Welcome to our Huntersville 2 Haiti Blog

Our last trip back to Bayonnais in Haiti to work with our friends at OFCB Ministries was postponed due to the Earthquake.

We are planning on sending a bus load of supplies in the coming weeks and hopefully heading back to Haiti in the Summer or Fall. Let us know if you are interested in helping out.


OFCB

For nearly two centuries, subsistence farming has characterized the livelihood of 80,000 people in rural Bayonnais, Haiti, the poorest country in the western hemisphere. This is not uncommon. Following colonial independence in 1804, former slaves exercised newfound freedom by cultivating their own land in the countryside. Today, OFCB (Organization of the Christian Force of Bayonnais), a ministry founded in 1993 through the vision of five inspired individuals, provides this generation with a new opportunity: education. Subjects such as history, biology, language arts, social science, philosophy, and visual art are now available to this community for the first time. Adults and children comprise a student body that has grown from 103 to 1460, and for many, the rice and beans served at lunch may be the only substantial meal they eat all day. Not only have national exam scores been some of the highest in the region, OFCB has sent 20 students to Haitian colleges! In an effort to stimulate long-term development, the college scholarship program stipulates that each student return to OFCB upon graduation to serve the community for 10 to 15 years, depending upon the field of study. One college graduate has become a doctor, currently in residency, and will return to start Bayonnais’ first health clinic! Deep in the heart of a country plagued by extreme poverty, political violence and corruption, the people of Bayonnais are finding new hope.
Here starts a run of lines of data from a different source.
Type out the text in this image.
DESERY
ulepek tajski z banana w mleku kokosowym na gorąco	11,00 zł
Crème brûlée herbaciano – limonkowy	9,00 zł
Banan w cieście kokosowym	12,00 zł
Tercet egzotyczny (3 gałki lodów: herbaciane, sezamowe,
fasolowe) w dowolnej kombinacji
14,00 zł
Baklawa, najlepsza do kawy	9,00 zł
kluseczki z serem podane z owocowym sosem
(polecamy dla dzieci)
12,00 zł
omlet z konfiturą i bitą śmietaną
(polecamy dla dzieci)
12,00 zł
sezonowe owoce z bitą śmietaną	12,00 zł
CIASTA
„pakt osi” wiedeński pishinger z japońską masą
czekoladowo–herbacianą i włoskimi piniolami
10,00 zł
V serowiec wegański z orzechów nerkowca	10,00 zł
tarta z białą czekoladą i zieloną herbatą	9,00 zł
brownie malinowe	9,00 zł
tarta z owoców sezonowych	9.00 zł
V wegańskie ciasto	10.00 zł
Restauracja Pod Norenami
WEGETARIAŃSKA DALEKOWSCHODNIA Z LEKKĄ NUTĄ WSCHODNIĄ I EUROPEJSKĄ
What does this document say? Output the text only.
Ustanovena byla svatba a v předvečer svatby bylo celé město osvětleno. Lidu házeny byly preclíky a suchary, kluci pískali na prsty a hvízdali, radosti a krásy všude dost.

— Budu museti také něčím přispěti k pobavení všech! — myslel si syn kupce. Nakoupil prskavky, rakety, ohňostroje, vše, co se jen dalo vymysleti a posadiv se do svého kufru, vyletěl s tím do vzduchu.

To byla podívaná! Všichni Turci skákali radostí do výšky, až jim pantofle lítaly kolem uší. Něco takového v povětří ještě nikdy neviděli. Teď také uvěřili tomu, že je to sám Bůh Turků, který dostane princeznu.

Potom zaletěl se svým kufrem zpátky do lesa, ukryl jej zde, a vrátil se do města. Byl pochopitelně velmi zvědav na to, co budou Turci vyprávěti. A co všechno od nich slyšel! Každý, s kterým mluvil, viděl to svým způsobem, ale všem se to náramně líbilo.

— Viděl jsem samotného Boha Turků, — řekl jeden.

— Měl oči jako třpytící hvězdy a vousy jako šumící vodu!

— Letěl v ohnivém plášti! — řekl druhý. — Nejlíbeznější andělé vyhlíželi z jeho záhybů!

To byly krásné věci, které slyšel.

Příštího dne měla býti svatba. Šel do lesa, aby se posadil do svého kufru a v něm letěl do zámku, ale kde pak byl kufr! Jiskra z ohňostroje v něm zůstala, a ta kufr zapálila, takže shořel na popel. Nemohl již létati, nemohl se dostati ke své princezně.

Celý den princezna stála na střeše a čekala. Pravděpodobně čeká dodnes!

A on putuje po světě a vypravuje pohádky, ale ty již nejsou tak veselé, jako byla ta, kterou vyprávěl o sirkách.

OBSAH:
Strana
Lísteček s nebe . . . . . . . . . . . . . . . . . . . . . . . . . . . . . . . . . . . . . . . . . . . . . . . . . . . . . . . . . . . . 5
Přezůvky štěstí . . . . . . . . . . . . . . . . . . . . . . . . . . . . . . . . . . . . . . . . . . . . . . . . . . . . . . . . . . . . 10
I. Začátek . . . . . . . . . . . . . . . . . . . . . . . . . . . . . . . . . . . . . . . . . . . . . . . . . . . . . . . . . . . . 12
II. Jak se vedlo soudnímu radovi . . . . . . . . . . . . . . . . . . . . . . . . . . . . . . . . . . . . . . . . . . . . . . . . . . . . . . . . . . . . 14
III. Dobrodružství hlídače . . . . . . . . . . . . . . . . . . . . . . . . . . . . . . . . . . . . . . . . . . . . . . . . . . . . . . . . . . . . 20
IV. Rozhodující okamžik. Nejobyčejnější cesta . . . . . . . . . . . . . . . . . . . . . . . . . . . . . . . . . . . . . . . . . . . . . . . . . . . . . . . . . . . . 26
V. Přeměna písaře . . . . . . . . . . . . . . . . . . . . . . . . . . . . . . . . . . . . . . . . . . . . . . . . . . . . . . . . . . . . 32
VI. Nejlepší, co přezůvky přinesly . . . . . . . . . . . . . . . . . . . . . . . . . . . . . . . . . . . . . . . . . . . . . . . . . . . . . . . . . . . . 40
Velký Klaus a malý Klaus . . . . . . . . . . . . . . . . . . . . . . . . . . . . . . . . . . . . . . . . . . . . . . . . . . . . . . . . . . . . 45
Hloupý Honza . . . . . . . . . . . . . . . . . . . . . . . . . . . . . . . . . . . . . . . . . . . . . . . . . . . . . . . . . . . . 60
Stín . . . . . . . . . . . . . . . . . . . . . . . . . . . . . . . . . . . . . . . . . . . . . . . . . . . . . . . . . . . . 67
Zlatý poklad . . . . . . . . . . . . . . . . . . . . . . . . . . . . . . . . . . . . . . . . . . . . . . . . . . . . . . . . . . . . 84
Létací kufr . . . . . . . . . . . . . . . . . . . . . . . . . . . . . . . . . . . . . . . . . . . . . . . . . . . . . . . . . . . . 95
Saturday, December 6, 2008

Saturday Morning

Today is Saturday and we spent the morning traveling to Gonaives, the closest city to Bayonnais and where Actionnel's home is. This is also the area of Haiti that was hit the hardest by the Hurricanes Hanna and Ike in September of this year. Even though it has been close the three months since those storms. the devastation is still tremendous. Several homes were completely destroyed and many people in this area now reside in tents provided by international relief agencies. Several areas are still flooded. The streets are very difficult to travel on, which, in the city is complicated further by the wheel barrels full of mud that the residents are moving out of their homes and onto the side of the road.
Because of the storms Gonaives has a new lake - Lake Hanna/Ike. You can seen the lake in the pictures - when we drove though this area last year, there were homes and farm land in this very spot.

As devastating as this has been, Actionnel said that the lakes have been providing fish for the residents of Gonaives - a blessing in disguise - a very thick, ugly disguise, but a blessing, none the less.